Le pauvre bougre ne se doutait pas une seconde du soulagement qu’il lui procurait avec cette révélation.
« Mon attirance… se situe plutôt vers le genre… masculin, chuchota-t-il de peur qu’on ne l’entende. Mon père et ma mère souhaitent évidemment que je puisse tirer avantage de mon mariage, mais puisse que nous sommes dans les confidences, mon cœur est déjà pris. J’espère que vous comprenez, je vous demande de ne pas me choisir. »
Le regard suppliant, Beau craignit un esclandre et perdit le rythme de la musique. Khiara se stoppa aussitôt, et le cœur gonflé d’une chaleur nouvelle, répondit :
« Altesse, rien ne nous ferait davantage plaisir que de ne pas vous choisir, lui révéla-t-elle.
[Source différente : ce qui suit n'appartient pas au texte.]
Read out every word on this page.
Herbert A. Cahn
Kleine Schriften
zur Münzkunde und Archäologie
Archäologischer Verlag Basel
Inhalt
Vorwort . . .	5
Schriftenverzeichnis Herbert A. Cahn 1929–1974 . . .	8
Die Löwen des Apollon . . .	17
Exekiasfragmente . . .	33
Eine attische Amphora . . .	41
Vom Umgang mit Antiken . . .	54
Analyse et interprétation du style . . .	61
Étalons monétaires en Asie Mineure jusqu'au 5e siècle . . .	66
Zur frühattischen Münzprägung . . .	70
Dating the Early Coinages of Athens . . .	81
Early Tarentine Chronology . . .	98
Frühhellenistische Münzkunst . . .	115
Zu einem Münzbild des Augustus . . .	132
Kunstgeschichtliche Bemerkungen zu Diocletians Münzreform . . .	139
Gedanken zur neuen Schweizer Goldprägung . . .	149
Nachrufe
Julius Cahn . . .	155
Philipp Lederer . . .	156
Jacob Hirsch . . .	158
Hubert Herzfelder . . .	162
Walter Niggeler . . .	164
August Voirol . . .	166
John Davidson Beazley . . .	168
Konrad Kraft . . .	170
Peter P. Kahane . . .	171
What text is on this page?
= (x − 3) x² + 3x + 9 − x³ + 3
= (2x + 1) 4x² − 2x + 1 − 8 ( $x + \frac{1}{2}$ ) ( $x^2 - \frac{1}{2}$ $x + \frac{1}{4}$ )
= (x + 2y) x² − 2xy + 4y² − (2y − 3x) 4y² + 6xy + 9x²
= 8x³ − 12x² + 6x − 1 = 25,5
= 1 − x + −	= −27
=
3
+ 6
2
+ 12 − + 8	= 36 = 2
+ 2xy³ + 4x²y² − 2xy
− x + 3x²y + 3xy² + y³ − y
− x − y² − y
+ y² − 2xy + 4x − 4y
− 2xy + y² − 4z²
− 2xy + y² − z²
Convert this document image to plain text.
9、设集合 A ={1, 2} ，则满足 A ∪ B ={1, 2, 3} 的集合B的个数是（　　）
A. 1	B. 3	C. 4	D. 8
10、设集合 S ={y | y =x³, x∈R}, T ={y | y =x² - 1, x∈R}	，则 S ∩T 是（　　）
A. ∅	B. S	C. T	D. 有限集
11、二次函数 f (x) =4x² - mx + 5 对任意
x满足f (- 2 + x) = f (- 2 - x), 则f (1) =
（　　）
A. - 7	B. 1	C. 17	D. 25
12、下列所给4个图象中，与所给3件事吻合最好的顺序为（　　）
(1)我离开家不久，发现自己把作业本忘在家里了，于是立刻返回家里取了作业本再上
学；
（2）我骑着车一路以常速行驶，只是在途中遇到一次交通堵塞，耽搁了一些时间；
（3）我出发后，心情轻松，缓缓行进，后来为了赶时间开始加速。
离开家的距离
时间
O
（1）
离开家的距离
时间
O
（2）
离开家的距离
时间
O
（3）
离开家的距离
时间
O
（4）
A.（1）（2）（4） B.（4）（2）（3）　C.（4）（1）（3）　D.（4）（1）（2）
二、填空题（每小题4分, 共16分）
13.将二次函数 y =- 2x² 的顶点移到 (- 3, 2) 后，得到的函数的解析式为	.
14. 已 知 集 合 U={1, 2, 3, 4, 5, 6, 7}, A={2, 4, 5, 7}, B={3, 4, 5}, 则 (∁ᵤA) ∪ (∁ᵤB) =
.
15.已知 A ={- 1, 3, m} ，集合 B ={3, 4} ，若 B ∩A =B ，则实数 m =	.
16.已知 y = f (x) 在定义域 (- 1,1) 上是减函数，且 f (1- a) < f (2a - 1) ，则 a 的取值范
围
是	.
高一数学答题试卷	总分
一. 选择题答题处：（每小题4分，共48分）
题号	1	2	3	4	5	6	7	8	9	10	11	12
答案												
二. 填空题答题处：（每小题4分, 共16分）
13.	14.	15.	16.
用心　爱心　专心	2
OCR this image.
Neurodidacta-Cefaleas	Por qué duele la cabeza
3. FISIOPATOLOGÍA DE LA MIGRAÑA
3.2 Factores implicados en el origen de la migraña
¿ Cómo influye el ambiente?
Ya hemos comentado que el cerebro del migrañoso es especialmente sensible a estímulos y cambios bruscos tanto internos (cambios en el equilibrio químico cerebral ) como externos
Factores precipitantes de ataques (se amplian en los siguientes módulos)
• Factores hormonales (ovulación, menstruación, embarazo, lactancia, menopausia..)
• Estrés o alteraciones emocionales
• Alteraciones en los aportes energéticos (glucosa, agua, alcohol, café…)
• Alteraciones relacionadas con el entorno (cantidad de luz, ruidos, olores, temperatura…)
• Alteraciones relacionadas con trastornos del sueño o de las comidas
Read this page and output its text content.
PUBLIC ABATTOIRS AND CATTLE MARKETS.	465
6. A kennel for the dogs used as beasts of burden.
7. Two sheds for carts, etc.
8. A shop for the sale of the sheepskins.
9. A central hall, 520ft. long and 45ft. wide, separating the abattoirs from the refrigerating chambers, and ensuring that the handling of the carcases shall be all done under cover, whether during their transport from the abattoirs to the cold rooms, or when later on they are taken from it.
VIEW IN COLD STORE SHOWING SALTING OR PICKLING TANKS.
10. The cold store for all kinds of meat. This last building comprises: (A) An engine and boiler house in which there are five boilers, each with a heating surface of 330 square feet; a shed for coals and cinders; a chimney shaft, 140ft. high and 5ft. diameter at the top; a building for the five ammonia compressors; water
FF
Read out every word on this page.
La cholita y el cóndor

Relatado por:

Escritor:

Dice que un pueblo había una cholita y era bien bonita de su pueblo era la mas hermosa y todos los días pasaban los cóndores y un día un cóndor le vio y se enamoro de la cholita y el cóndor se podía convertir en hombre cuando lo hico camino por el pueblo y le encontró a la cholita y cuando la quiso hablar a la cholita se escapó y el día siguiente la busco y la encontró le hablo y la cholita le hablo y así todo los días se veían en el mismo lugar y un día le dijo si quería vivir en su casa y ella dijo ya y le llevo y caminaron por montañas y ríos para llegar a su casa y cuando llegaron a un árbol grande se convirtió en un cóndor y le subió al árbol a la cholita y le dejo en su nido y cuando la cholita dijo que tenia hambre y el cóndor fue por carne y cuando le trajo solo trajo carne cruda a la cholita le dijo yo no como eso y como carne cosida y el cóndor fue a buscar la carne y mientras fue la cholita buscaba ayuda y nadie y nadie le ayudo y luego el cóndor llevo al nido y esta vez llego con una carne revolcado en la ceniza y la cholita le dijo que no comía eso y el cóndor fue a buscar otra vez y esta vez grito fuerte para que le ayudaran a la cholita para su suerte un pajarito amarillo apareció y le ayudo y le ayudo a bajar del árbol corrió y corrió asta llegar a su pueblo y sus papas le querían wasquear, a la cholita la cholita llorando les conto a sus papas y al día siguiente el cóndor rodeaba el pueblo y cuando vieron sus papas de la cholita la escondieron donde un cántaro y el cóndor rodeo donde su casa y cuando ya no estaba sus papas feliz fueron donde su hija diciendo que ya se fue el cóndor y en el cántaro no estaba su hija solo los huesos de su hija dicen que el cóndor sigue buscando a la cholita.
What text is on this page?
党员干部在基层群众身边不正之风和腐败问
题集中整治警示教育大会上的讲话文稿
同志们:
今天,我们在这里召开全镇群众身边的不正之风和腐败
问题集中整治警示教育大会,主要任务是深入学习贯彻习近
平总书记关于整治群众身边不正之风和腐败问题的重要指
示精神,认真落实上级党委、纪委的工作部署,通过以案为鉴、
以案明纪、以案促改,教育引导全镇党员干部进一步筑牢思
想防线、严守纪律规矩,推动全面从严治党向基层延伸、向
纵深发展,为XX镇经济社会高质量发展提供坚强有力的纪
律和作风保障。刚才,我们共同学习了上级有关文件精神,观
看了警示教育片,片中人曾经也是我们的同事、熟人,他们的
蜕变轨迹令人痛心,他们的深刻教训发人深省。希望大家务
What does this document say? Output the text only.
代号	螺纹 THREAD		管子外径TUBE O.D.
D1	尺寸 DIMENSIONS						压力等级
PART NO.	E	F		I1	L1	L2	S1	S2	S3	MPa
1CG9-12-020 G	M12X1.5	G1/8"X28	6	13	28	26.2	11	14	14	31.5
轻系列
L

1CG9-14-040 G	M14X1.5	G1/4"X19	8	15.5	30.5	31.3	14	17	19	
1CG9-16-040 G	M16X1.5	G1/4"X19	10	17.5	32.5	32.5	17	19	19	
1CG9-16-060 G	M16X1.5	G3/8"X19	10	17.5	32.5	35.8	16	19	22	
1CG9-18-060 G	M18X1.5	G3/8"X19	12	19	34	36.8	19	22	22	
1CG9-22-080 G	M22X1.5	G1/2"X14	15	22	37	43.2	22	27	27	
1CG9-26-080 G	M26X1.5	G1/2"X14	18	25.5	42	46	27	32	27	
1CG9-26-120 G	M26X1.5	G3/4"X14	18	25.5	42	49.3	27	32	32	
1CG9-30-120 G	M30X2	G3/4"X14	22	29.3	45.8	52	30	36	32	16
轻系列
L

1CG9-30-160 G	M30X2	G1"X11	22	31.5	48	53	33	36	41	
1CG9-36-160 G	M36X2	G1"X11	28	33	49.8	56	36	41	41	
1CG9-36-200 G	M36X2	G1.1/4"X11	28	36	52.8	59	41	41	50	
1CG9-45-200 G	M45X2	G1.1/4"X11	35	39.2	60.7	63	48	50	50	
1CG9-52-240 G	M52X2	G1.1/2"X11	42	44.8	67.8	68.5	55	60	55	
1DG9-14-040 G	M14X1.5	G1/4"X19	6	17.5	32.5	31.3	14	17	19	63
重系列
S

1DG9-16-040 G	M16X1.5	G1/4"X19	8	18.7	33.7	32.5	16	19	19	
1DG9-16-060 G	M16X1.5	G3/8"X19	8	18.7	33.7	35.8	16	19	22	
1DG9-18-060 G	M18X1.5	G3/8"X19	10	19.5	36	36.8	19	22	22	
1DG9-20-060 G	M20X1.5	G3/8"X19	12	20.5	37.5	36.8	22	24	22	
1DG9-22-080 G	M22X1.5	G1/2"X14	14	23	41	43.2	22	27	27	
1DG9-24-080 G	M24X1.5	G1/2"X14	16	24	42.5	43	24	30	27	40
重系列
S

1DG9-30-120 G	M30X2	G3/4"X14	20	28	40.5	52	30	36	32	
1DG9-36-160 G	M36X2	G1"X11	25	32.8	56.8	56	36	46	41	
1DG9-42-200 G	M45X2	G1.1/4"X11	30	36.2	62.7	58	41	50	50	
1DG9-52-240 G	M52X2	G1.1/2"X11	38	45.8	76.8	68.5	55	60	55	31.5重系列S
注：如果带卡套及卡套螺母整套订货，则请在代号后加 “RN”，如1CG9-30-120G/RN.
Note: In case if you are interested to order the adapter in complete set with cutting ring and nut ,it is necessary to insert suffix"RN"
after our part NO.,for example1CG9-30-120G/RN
Promettez-nous cependant de vous marier avec l’élu de votre cœur rapidement. Ne laissez personne décider de votre avenir.
- Je vous le promets, Majesté. Croyez-moi, j’ai retenu la leçon. Puis-je espérer vous avoir comme invitée ?
- Bien entendu, nous en serions ravie. »
Beau sourit de plus belle. Finalement, la fameuse rose noire n’était pas comme on la lui avait décrite. Elle avait un cœur et il s’empresserait de partager la nouvelle avec son amant.
Soulagé, il ne chercha pas à prolonger la danse. Il préféra lui faire part de sa tristesse quant à sa situation et lui assura son soutien. Une attention que Khiara savait vaine mais qu’elle accueillit avec plaisir. Il était rare qu’on remette en cause les lois – les choix des hommes – mais si l’un d’entre eux pouvait se rendre compte qu’une femme était aussi capable de diriger un royaume, tout n’était peut-être pas perdu.